Your first commit message becomes the merge request content:
- Commit subject line → MR title
- Commit body (excluding
Co-Authored-By) → MR description
For simple changes, the commit body works as the MR description. Complex changes may need more detailed descriptions with context, testing notes, or screenshots.
Create the draft MR using the GitLab CLI:
glab mr create --draft --title "docs(content): add git workflow page" --description "Explains feature branch workflow with rebasing for mson projects."
Or create it through the GitLab web interface after pushing.
When you’re ready for review, mark the MR as ready:
glab mr update --ready
This removes the draft status and notifies reviewers.
Squash and Merge
Once your merge request is approved, squash all commits into one and merge to main.
The squash commit includes a reference to the merge request in the subject line:
docs(content): add git workflow page (!42)
Explains feature branch workflow with rebasing
for mson projects.
GitLab adds the merge request reference to the subject. This happens manually or with a squash commit message template configured in project settings. The reference links every commit in main back to its review discussion.
Common Operations
Fixing a Commit Message
You have full freedom to rewrite history on your feature branch before opening an MR.

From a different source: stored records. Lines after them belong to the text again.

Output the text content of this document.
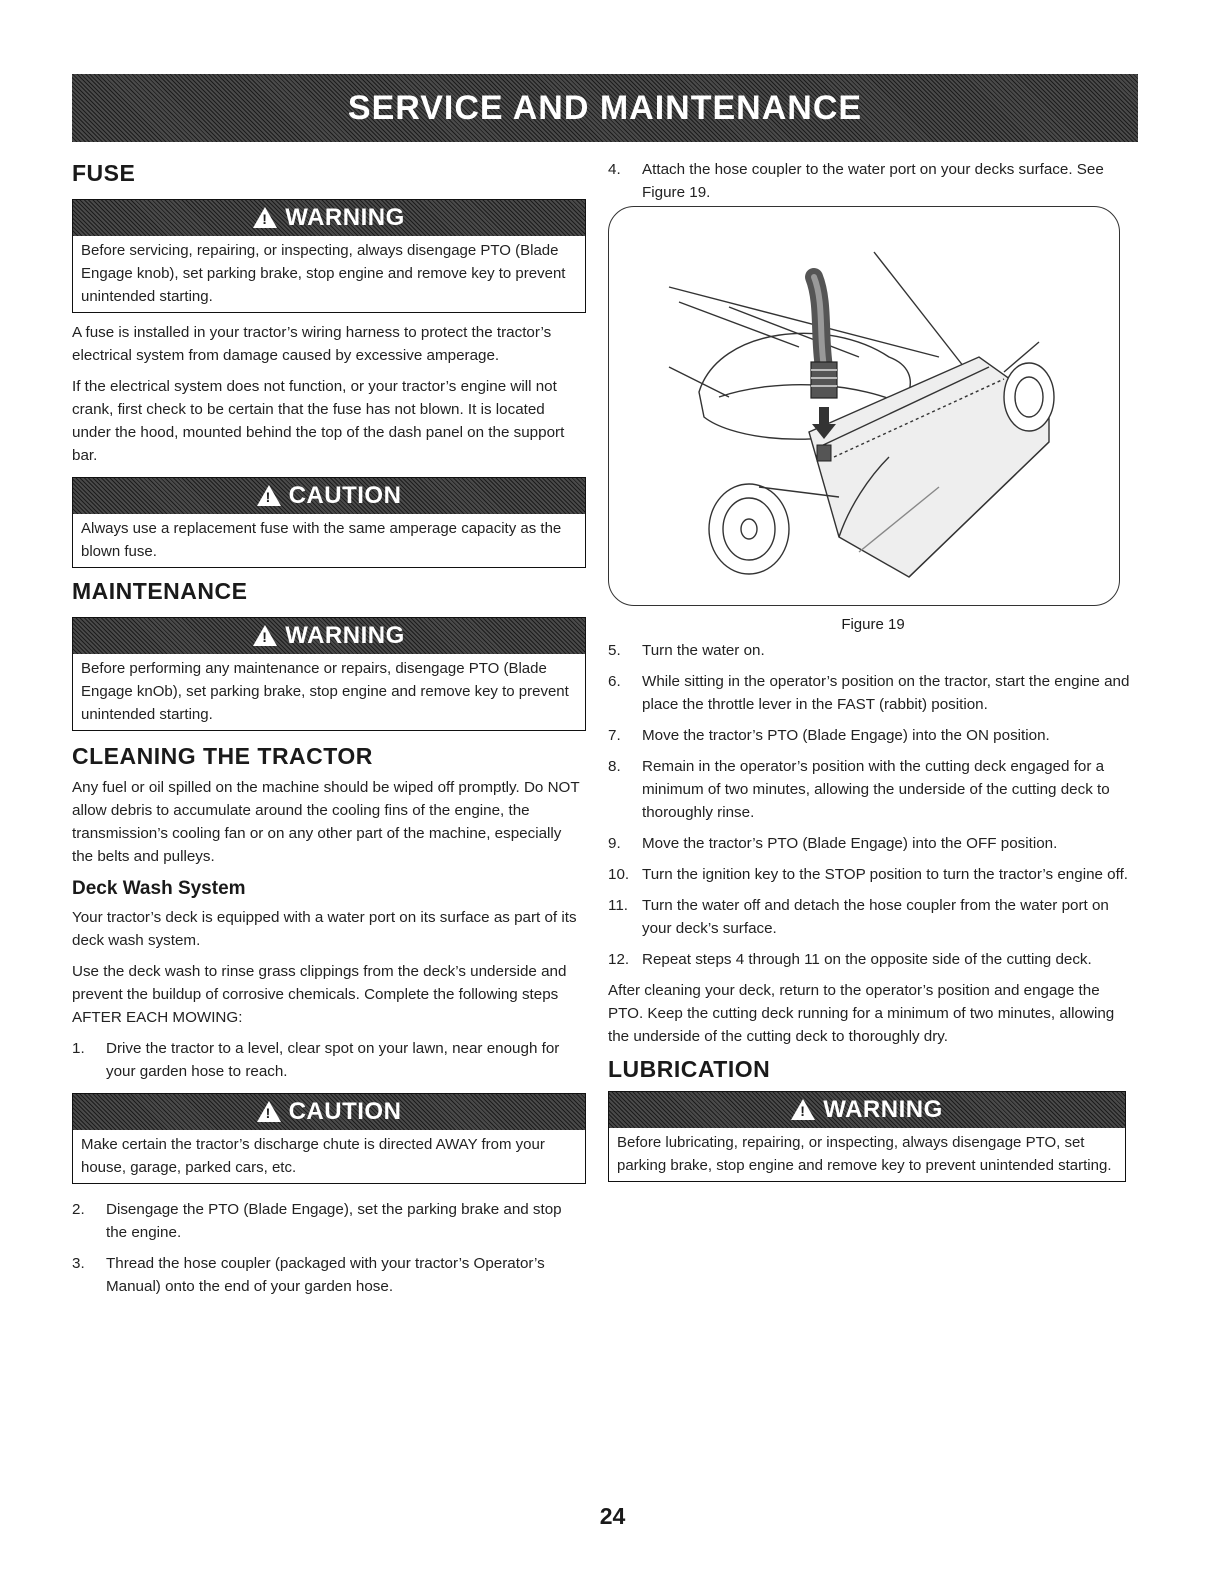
SERVICE AND MAINTENANCE
FUSE
!
WARNING
Before servicing, repairing, or inspecting, always disengage PTO (Blade Engage knob), set parking brake, stop engine and remove key to prevent unintended starting.

A fuse is installed in your tractor’s wiring harness to protect the tractor’s electrical system from damage caused by excessive amperage.

If the electrical system does not function, or your tractor’s engine will not crank, first check to be certain that the fuse has not blown. It is located under the hood, mounted behind the top of the dash panel on the support bar.

!
CAUTION
Always use a replacement fuse with the same amperage capacity as the blown fuse.
MAINTENANCE
!
WARNING
Before performing any maintenance or repairs, disengage PTO (Blade Engage knOb), set parking brake, stop engine and remove key to prevent unintended starting.
CLEANING THE TRACTOR

Any fuel or oil spilled on the machine should be wiped off promptly. Do NOT allow debris to accumulate around the cooling fins of the engine, the transmission’s cooling fan or on any other part of the machine, especially the belts and pulleys.

Deck Wash System

Your tractor’s deck is equipped with a water port on its surface as part of its deck wash system.

Use the deck wash to rinse grass clippings from the deck’s underside and prevent the buildup of corrosive chemicals. Complete the following steps AFTER EACH MOWING:

1.	Drive the tractor to a level, clear spot on your lawn, near enough for your garden hose to reach.
!
CAUTION
Make certain the tractor’s discharge chute is directed AWAY from your house, garage, parked cars, etc.
2.	Disengage the PTO (Blade Engage), set the parking brake and stop the engine.
3.	Thread the hose coupler (packaged with your tractor’s Operator’s Manual) onto the end of your garden hose.
4.	Attach the hose coupler to the water port on your decks surface. See Figure 19.
Figure 19
5.	Turn the water on.
6.	While sitting in the operator’s position on the tractor, start the engine and place the throttle lever in the FAST (rabbit) position.
7.	Move the tractor’s PTO (Blade Engage) into the ON position.
8.	Remain in the operator’s position with the cutting deck engaged for a minimum of two minutes, allowing the underside of the cutting deck to thoroughly rinse.
9.	Move the tractor’s PTO (Blade Engage) into the OFF position.
10. Turn the ignition key to the STOP position to turn the tractor’s engine off.
11. Turn the water off and detach the hose coupler from the water port on your deck’s surface.
12. Repeat steps 4 through 11 on the opposite side of the cutting deck.

After cleaning your deck, return to the operator’s position and engage the PTO. Keep the cutting deck running for a minimum of two minutes, allowing the underside of the cutting deck to thoroughly dry.

LUBRICATION
!
WARNING
Before lubricating, repairing, or inspecting, always disengage PTO, set parking brake, stop engine and remove key to prevent unintended starting.
24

Use git commit --amend or git rebase -i to fix commits.
Once you open a draft MR, you can still rewrite history. Avoid rewriting after marking the MR ready or after reviewers start looking at it. Rewriting changes commit hashes and makes it hard to track what reviewers already saw.
If you need to fix something after review starts, just add a new commit.

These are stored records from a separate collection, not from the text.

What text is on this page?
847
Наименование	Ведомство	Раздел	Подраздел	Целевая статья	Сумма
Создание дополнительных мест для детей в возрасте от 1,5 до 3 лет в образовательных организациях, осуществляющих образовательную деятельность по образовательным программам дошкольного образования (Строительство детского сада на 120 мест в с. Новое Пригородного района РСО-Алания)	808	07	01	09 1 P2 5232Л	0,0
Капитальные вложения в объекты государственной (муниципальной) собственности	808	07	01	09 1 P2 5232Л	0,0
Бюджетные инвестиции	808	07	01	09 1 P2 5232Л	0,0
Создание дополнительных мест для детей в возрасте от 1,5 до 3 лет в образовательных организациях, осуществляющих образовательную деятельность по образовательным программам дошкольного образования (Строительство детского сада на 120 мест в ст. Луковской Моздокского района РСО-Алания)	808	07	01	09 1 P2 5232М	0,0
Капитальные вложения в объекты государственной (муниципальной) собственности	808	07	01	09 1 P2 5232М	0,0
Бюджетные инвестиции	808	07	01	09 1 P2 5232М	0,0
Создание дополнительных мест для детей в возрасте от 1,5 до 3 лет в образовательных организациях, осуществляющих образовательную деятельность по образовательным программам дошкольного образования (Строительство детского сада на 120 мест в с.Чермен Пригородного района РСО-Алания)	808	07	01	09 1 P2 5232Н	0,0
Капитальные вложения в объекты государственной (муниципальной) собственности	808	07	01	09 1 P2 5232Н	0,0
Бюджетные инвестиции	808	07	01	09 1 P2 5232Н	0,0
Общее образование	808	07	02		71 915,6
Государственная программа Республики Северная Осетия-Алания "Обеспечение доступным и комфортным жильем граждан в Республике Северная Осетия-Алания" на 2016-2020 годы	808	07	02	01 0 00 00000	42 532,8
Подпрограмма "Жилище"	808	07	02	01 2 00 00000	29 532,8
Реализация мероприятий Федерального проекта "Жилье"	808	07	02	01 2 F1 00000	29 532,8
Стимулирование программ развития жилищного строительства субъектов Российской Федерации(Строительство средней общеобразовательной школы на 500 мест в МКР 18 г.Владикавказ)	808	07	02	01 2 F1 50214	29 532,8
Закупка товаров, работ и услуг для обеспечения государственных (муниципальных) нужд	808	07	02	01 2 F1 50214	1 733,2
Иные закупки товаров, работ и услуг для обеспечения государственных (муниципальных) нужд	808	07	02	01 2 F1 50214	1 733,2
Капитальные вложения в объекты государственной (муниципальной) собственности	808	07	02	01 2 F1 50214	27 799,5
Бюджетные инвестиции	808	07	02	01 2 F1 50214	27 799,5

Fix the most recent commit:
# Edit the commit message
git commit --amend
# Add forgotten files to the last commit
git add forgotten-file.md
git commit --amend --no-edit
After amending, force push:
git push --force-with-lease
Fix older commits:
Use interactive rebase to edit, reword, or squash commits.
# Rebase the last 3 commits
git rebase -i HEAD~3
This opens your editor with a list of commits.
Change pick to reword to edit a message, or squash to combine commits.
You can use the first letter as a shortcut: p for pick, r for reword, s for squash.
Save and close to proceed.
Discarding Changes
WARNING: These operations are destructive and delete files permanently.
Discard all uncommitted changes:
# Discard all changes and reset to HEAD
git reset --hard HEAD
This deletes all uncommitted work. You cannot recover discarded changes.
Discard changes to specific files:
# Discard changes to one file
git restore path/to/file.md
# Discard all unstaged changes
git restore .
Use git restore for safer, file-specific discards.
View History
# See recent commits
git log --oneline -10
# See commits on current branch not in main
git log main..HEAD --oneline
# See detailed commit info
git show abc123
The main..HEAD syntax shows commits unique to your branch.
This helps you see what will be included in your MR.
Stash Uncommitted Changes
If you need to switch branches but aren’t ready to commit:
# Stash your changes
git stash
# Switch branches and do other work
git switch other-branch
# Return and restore changes
git switch docs/git-workflow
git stash pop
Stashing temporarily saves uncommitted work.
git stash pop restores the changes and removes them from the stash.